To put the matter another way: Here is a valid judgment; if the judgment debtor had any property subject to execution it would be collected by levy; he has no such property, therefore it is collected of the sureties. It is true that the judgment would not have been affirmed if the facts in the record had been different. That is true in every case, but that does not make it inequitable to make the sureties pay; to say so would be to say that chancery may grant a new trial, take new evidence and give a different judgment in any case where additional evidence would have required a different judgment.

It is true that a surety is not liable if the principal is not, but we have held in this case that the principal is liable. *230 That liability cannot be abrogated by a court of equity, and while it stands the surety's liability stands. It is not true that no judgment could be rendered against the principals in the bond. To say so would be to deny them the right of supersedeas. We cannot say that a supersedeas may be granted on an invalid bond.

The judgment against the sureties is attacked on the ground that section 428, Code 1921, is unconstitutional for want of due process. There is no more want of process than in a cognovit; indeed, less so, since the surety is protected by scire facias, and such writ was issued in the present case. In entering into the bond the sureties agreed, in effect, to abide by the law permitting the entry of judgment

Whether the sureties can have exoneration from the charitable institutions we do not decide until and unless that question comes before us. If they can it will be by virtue of the contract (bond), not the tort, and we cannot deny to the defendant corporations the right to enter into such a contract.

It is claimed there was no consideration for the contract of the sureties. The supersedeas was the consideration.
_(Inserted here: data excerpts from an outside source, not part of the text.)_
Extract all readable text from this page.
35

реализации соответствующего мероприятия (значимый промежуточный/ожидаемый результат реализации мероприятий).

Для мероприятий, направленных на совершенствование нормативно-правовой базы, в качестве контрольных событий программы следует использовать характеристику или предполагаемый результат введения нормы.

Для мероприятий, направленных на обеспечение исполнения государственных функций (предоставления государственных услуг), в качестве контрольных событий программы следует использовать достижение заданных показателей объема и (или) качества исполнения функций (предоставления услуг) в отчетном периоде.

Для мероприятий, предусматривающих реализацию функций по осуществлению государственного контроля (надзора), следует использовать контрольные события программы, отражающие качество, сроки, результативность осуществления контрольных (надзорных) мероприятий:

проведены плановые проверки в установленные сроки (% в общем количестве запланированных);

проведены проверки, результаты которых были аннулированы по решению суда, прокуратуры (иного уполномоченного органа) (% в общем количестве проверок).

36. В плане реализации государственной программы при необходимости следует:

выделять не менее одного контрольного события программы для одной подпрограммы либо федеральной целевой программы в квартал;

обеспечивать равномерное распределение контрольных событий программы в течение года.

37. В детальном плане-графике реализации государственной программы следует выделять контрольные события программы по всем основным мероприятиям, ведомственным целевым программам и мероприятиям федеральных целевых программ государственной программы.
The point is elementary.

It is claimed that the Code 1921, section 430, deprives this court of the power to require a supersedeas bond of a charitable institution such as the plaintiffs in error. We cannot agree to that proposition. The section is as follows: "* * * The state, the county commissioners of the various counties, cities, towns, and school districts, and all charitable, educational and reformatory institutions under the patronage or control of the state, and all public officers when suing or defending in their official capacities for the benefit of the public, shall, in all cases of writ of error from the supreme court, prosecute the same without giving bond."
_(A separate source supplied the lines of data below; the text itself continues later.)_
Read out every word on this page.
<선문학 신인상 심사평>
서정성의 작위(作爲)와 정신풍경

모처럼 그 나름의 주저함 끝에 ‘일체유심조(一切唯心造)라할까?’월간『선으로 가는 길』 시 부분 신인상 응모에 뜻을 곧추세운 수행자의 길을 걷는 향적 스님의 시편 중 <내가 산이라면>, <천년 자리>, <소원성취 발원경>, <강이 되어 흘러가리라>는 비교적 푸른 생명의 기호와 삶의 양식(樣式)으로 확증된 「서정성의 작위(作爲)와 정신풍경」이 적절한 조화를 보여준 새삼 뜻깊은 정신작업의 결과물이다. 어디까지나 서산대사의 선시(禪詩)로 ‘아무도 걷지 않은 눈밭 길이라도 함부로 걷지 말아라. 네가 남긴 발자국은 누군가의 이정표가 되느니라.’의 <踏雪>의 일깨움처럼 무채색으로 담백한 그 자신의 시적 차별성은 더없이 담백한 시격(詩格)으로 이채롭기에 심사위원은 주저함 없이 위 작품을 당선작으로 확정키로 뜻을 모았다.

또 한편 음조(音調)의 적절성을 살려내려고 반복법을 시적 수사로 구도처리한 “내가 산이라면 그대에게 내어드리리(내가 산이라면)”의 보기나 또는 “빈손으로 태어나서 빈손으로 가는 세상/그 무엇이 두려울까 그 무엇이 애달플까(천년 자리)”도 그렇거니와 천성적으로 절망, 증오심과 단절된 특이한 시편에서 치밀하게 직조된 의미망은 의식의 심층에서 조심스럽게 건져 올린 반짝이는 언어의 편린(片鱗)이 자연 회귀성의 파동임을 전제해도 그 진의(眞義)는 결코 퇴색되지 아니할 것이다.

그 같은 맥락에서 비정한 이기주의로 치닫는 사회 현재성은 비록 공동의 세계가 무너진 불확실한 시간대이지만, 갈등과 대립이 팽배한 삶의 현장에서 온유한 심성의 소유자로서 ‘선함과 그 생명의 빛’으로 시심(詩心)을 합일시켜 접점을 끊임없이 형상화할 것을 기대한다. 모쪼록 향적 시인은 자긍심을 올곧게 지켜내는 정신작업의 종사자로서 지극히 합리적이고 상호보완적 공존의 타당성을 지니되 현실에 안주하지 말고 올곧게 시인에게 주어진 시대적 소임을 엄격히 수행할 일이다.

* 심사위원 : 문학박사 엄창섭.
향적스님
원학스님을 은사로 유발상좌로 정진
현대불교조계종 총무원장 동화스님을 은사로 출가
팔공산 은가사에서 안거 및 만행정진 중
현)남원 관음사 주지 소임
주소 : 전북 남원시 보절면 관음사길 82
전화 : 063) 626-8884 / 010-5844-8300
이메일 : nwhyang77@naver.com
We assume, but do not decide, that "writ of error" means or includes a supersedeas, but we cannot agree that the defendant corporations are in the control or patronage of *231 the state within the meaning of this section. If they are, all charitable corporations are, whether domestic or foreign. Surely the legislature never intended to permit supersedeas without bond to such. The present corporations are no more under the control of the state than is every corporation; neither, whatever the word patronage may mean, are they more under the patronage of the state than any other charitable corporation. We will not attempt to formulate a definition of the legislature's intention, but we suggest, by way of example, that the regents of the State University doubtless could, in a proper case, get a supersedeas without bond, but the University of Denver probably could not.

The judgment is affirmed.

MR. JUSTICE SHEAFOR not participating.